Ja, Biały

W Dar es-Salaam kupiłem starego land-rovera od Anglika, który wracał już do Europy. Był rok 1962, kilka miesięcy wcześniej Tanganika uzyskała niepodległość i wielu Anglików ze służby kolonialnej straciło posady, stanowiska i nawet domy. W ich pustoszejących klubach coraz to ktoś opowiada, jak wszedł rano do swojego pokoju w ministerstwie, a tam zza jego biurka uśmiecha się ktoś z miejscowych: – Przepraszam. Bardzo mi przykro!
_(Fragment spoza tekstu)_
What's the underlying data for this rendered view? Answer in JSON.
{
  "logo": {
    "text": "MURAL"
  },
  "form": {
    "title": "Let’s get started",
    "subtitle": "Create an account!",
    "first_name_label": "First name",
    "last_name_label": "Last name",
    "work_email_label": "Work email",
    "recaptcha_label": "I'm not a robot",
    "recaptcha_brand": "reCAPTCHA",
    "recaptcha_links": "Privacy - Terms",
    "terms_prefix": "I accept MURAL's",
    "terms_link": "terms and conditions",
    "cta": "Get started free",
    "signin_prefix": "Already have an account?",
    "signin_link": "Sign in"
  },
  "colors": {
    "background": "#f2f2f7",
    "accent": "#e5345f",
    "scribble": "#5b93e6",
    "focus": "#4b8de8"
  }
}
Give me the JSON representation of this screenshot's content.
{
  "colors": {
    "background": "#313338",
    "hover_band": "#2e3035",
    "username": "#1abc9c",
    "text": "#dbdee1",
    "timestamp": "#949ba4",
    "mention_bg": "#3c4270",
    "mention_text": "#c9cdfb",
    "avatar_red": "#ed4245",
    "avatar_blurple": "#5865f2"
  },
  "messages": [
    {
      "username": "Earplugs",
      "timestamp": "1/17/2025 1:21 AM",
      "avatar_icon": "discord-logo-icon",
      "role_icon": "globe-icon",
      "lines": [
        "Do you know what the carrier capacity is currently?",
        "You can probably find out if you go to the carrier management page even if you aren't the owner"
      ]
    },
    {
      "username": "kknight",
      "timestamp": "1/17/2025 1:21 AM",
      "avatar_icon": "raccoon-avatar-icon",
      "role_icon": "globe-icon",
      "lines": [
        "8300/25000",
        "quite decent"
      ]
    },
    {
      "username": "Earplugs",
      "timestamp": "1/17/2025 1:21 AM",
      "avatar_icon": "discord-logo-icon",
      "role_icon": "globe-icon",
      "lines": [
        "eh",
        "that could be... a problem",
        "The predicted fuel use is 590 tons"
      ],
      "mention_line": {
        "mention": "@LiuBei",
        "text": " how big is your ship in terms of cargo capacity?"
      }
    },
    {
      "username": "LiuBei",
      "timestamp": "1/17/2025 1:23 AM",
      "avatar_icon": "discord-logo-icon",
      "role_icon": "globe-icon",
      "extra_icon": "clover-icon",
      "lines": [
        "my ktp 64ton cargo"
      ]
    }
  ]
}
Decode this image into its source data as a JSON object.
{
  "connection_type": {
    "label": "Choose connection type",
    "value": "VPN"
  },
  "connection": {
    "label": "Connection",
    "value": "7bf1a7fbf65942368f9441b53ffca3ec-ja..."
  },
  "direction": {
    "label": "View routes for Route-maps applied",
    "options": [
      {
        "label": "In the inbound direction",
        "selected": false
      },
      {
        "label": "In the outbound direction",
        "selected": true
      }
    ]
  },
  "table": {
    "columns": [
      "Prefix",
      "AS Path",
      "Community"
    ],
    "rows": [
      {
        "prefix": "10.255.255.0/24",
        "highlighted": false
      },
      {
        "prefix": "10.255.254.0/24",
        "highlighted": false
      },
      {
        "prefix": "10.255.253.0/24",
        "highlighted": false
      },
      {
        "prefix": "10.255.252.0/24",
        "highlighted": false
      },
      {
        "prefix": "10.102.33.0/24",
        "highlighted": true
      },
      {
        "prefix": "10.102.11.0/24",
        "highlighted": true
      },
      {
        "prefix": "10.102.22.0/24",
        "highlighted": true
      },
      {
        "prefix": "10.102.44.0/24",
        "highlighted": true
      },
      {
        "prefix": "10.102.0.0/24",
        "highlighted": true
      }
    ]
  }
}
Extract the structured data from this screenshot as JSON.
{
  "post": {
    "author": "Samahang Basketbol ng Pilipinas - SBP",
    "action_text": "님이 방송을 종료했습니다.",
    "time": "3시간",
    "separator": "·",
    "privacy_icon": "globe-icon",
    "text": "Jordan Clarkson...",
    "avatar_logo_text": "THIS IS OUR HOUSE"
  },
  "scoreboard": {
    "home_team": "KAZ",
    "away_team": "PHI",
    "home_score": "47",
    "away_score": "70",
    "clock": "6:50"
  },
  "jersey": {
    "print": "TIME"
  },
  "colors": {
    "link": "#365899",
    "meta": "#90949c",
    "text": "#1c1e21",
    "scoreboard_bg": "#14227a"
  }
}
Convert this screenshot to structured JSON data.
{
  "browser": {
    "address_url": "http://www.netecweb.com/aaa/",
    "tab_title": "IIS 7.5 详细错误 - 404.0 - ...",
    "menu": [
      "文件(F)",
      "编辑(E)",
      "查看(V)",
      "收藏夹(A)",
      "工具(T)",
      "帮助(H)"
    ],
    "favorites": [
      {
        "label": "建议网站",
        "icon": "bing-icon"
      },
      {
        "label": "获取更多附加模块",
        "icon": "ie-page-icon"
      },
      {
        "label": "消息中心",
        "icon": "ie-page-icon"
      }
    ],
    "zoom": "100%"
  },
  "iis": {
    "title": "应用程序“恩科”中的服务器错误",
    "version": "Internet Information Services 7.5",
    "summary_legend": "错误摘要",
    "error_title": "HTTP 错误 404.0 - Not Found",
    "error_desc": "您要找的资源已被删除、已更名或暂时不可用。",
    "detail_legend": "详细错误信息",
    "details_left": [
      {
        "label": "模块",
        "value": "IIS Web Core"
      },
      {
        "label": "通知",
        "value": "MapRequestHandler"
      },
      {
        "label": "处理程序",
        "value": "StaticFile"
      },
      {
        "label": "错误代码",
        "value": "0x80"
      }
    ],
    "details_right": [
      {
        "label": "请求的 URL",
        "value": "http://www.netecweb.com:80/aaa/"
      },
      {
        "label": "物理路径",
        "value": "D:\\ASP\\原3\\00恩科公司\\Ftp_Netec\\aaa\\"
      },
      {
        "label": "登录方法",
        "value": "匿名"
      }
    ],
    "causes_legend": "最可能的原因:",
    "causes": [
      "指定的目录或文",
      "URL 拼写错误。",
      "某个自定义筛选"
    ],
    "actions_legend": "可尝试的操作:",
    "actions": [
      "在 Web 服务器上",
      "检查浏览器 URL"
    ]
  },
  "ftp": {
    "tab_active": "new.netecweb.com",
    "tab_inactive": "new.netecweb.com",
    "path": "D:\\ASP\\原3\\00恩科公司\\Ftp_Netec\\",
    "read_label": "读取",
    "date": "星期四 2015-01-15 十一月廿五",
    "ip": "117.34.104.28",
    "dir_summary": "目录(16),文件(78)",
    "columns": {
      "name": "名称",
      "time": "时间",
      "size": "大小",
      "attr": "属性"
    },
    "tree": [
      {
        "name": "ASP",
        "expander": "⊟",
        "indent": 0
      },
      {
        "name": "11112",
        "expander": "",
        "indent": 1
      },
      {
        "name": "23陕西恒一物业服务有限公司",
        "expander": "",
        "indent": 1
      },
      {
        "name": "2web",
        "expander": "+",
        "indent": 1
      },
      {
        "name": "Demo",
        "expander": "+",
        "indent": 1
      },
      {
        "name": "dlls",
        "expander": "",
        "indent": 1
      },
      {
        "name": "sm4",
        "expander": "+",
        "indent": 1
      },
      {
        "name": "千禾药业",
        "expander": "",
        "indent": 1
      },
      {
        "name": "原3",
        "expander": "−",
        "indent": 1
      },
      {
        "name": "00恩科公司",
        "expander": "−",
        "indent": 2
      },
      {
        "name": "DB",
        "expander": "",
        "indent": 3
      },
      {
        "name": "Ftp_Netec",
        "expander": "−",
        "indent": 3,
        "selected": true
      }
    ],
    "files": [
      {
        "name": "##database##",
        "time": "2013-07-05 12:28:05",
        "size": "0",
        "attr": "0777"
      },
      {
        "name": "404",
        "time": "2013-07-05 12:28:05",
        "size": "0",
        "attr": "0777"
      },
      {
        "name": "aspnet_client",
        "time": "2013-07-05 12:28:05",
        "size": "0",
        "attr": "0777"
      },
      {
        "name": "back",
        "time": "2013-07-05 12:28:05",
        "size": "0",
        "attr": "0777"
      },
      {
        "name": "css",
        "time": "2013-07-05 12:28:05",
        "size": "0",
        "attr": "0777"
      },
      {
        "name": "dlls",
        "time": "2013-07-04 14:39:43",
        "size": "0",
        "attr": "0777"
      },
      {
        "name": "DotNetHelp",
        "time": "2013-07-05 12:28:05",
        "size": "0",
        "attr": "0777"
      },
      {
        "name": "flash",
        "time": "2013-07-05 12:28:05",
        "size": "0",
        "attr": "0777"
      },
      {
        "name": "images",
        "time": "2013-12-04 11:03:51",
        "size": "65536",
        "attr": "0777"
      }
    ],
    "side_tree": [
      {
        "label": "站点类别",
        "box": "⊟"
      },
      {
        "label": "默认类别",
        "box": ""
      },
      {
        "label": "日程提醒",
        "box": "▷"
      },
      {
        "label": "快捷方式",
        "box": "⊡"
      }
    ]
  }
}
Ta okolicznościowa zmiana warty nazywa się afrykanizacją. Jedni witają ją z aplauzem, jako symbol wyzwolenia, innych ten proces oburza. Wiadomo, kto się cieszy, a kto jest przeciwny. Londyn i Paryż, żeby zachęcić swoich urzędników do pracy w koloniach, stwarzały chętnym do wyjazdu wspaniałe warunki życia. Drobny, skromny urzędnik na poczcie w Manchesterze po przyjeździe do Tanganiki dostawał willę z ogrodem i basenem, samochody, służbę, urlopy w Europie itd. Biurokracja kolonialna żyła naprawdę świetnie. I oto mieszkańcy kolonii z dnia na dzień otrzymują niepodległość. Przejmują w nie zmienionej postaci państwo kolonialne. Nawet dbają o to, żeby nic tu nie zmienić, ponieważ to państwo daje biurokratom fantastyczne przywileje, których nowi właściciele oczywiście nie chcą się zrzec. Wczoraj jeszcze ubodzy i poniżani, dzisiaj są już wybrańcami, mają i wysokie pozycje, i pełną kiesę. Ta kolonialna geneza państwa afrykańskiego – w którym europejski urzędnik płacony był ponad sens i miarę, a system ten został bez zmian przejęty przez miejscowych – sprawiła, że w niepodległej Afryce walka o władzę przyjęła od razu niesłychanie zacięty i bezlitosny charakter. W jednej chwili, od jednego zamachu, powstaje tam nowa klasa rządząca – burżuazja biurokratyczna, która niczego nie wytwarza, nie produkuje, lecz tylko rządzi społeczeństwem i korzysta z przywilejów. Prawo XX wieku, prawo zawrotnego pośpiechu, zadziałało i w tym wypadku – niegdyś na powstanie klasy społecznej trzeba było dziesięcioleci, nawet wieków, tu wystarczyło kilka dni. Francuzi, którzy z przymrużeniem oka przyglądali się owej walce o miejsca w nowej klasie, nazwali ten fenomen la politique du ventre (polityką brzucha), tak ściśle bowiem stanowisko polityczne było związane z krociowymi korzyściami materialnymi.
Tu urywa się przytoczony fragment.